Os resultados de outra equipa mostram que o MOND também não consegue explicar pequenos corpos no distante Sistema Solar exterior. Os cometas vindos de lá têm uma distribuição de energia muito mais estreita do que o previsto pelo MOND. Esses corpos também têm órbitas que geralmente são apenas ligeiramente inclinadas em relação ao plano próximo ao qual todos os planetas orbitam. MOND faria com que as inclinações fossem muito maiores.

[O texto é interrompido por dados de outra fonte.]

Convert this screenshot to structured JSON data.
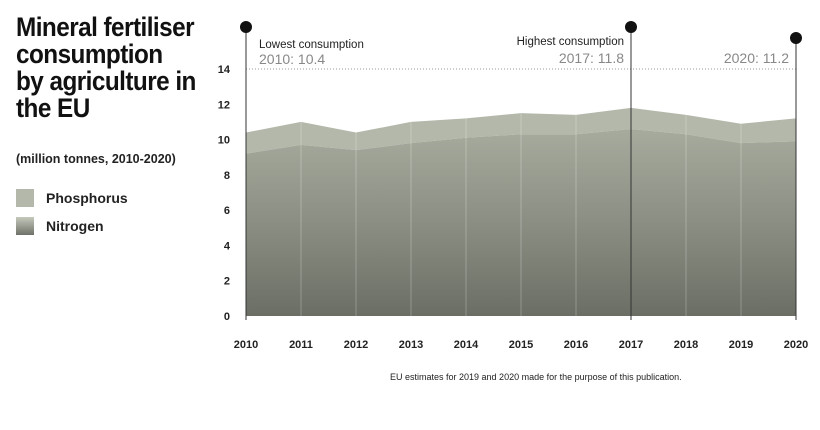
{
  "title": "Mineral fertiliser consumption by agriculture in the EU",
  "subtitle": "(million tonnes, 2010-2020)",
  "legend": [
    {
      "name": "Phosphorus",
      "color": "#b3b8aa"
    },
    {
      "name": "Nitrogen",
      "color": "#7a7d73"
    }
  ],
  "note": "EU estimates for 2019 and 2020 made for the purpose of this publication.",
  "chart_data": {
    "type": "area",
    "title": "Mineral fertiliser consumption by agriculture in the EU",
    "ylabel": "million tonnes",
    "x": [
      "2010",
      "2011",
      "2012",
      "2013",
      "2014",
      "2015",
      "2016",
      "2017",
      "2018",
      "2019",
      "2020"
    ],
    "ylim": [
      0,
      14
    ],
    "yticks": [
      0,
      2,
      4,
      6,
      8,
      10,
      12,
      14
    ],
    "grid": false,
    "stacked": true,
    "series": [
      {
        "name": "Nitrogen",
        "values": [
          9.2,
          9.7,
          9.4,
          9.8,
          10.1,
          10.3,
          10.3,
          10.6,
          10.3,
          9.8,
          9.9
        ]
      },
      {
        "name": "Phosphorus",
        "values": [
          1.2,
          1.3,
          1.0,
          1.2,
          1.1,
          1.2,
          1.1,
          1.2,
          1.1,
          1.1,
          1.3
        ]
      }
    ],
    "totals": [
      10.4,
      11.0,
      10.4,
      11.0,
      11.2,
      11.5,
      11.4,
      11.8,
      11.4,
      10.9,
      11.2
    ],
    "reference_line": 14,
    "annotations": [
      {
        "x": "2010",
        "label": "Lowest consumption",
        "value": "2010: 10.4"
      },
      {
        "x": "2017",
        "label": "Highest consumption",
        "value": "2017: 11.8"
      },
      {
        "x": "2020",
        "label": "",
        "value": "2020: 11.2"
      }
    ]
  }
}
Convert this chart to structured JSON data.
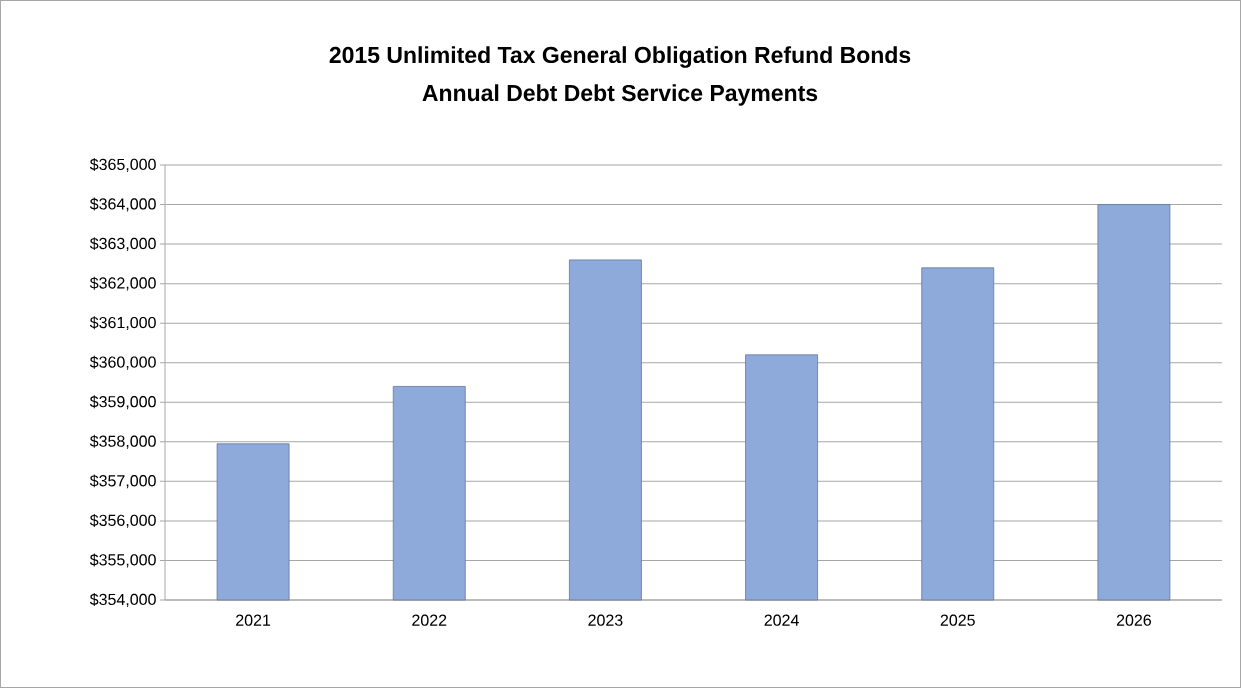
{
  "chart_data": {
    "type": "bar",
    "title": "2015 Unlimited Tax General Obligation Refund Bonds",
    "subtitle": "Annual Debt Debt Service Payments",
    "categories": [
      "2021",
      "2022",
      "2023",
      "2024",
      "2025",
      "2026"
    ],
    "values": [
      357950,
      359400,
      362600,
      360200,
      362400,
      364000
    ],
    "color": "#8eaadb",
    "ylim": [
      354000,
      365000
    ],
    "yticks": [
      {
        "value": 354000,
        "label": "$354,000"
      },
      {
        "value": 355000,
        "label": "$355,000"
      },
      {
        "value": 356000,
        "label": "$356,000"
      },
      {
        "value": 357000,
        "label": "$357,000"
      },
      {
        "value": 358000,
        "label": "$358,000"
      },
      {
        "value": 359000,
        "label": "$359,000"
      },
      {
        "value": 360000,
        "label": "$360,000"
      },
      {
        "value": 361000,
        "label": "$361,000"
      },
      {
        "value": 362000,
        "label": "$362,000"
      },
      {
        "value": 363000,
        "label": "$363,000"
      },
      {
        "value": 364000,
        "label": "$364,000"
      },
      {
        "value": 365000,
        "label": "$365,000"
      }
    ],
    "grid": "y"
  }
}
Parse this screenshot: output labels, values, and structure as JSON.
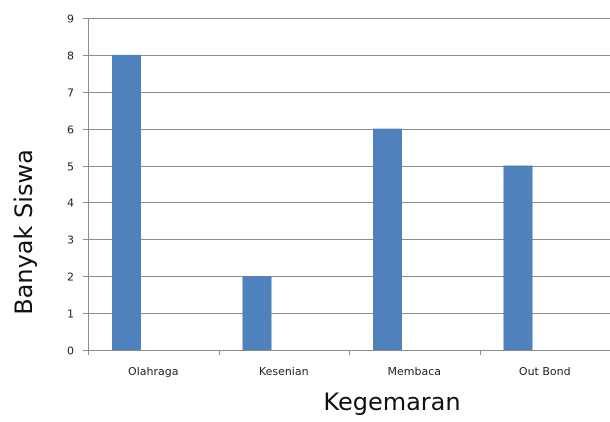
{
  "chart_data": {
    "type": "bar",
    "categories": [
      "Olahraga",
      "Kesenian",
      "Membaca",
      "Out Bond"
    ],
    "values": [
      8,
      2,
      6,
      5
    ],
    "title": "",
    "xlabel": "Kegemaran",
    "ylabel": "Banyak Siswa",
    "ylim": [
      0,
      9
    ],
    "yticks": [
      0,
      1,
      2,
      3,
      4,
      5,
      6,
      7,
      8,
      9
    ],
    "grid": true,
    "bar_color": "#4F81BD",
    "grid_color": "#8C8C8C",
    "axis_color": "#8C8C8C"
  }
}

A gravidade newtoniana é fortemente preferida à MOND em escalas de comprimento abaixo de cerca de um ano-luz. Mas o MOND também falha em escalas maiores que as galáxias:não consegue explicar os movimentos dentro dos aglomerados de galáxias. A matéria escura foi proposta pela primeira vez por Fritz Zwicky na década de 1930 para explicar os movimentos aleatórios das galáxias dentro do aglomerado Coma, o que requer mais gravidade para mantê-lo unido do que a massa visível pode fornecer.
O MOND também não consegue fornecer gravidade suficiente, pelo menos nas regiões centrais dos aglomerados de galáxias. Mas nos arredores, o MOND oferece muita gravidade. Assumir, em vez disso, que a gravidade newtoniana, com cinco vezes mais matéria escura do que matéria normal, parece fornecer um bom ajuste aos dados.
O modelo padrão da cosmologia da matéria escura não é perfeito, entretanto. Há coisas que é difícil explicar, desde a taxa de expansão do universo até estruturas cósmicas gigantescas. Portanto, talvez ainda não tenhamos o modelo perfeito. Parece que a matéria escura veio para ficar, mas a sua natureza pode ser diferente do que o Modelo Padrão sugere. Ou a gravidade pode de facto ser mais forte do que pensamos – mas apenas em escalas muito grandes.
Em última análise, porém, o MOND, tal como formulado atualmente, não pode mais ser considerado uma alternativa viável à matéria escura. Podemos não gostar, mas o lado negro ainda domina.